DAVID Rowland, the property tycoon who was set to take up the role of Tory party treasurer, has decided to sacrifice the role to concentrate on his business interests.
Rowland, who donated millions of pounds to the Conservative party in the run up to the general election, returned to the UK from the Channel Islands last year to allow him to become Tory treasurer in October.
But yesterday he said he would not be able to give the role “the focus and attention it deserves” due to “developing business interests”.
Stanley Fink, the hedge fund icon, will now become treasurer instead. Fink, who is currently co-treasurer along with Icap chief Michael Spencer, will take up the role after the October Tory conference.
The Tories insisted Rowland’s last-minute volte-face had nothing to do with controversy over his status as a former tax exile nor criticism of his past business interests.
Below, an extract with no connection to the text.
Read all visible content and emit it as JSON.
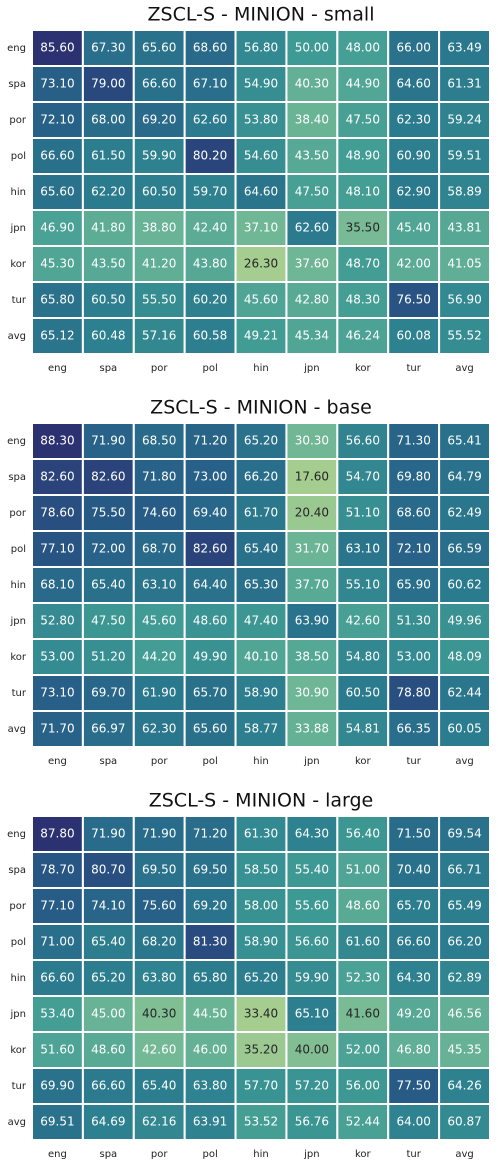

Rowland’s decision comes amid a coalition split over the appointment of Sir Philip Green as an efficiency tsar. Last week, City A.M. revealed that Liberal Democrat business secretary Vince Cable, a vocal opponent of tax avoidance, had not been consulted over the appointment of Green.
The Topshop tycoon has been criticised for saving a significant amount of tax on a £1.14bn dividend in 2005, which was paid by his retail empire Arcadia to Taveta Investments, a firm controlled by his Monaco-based wife.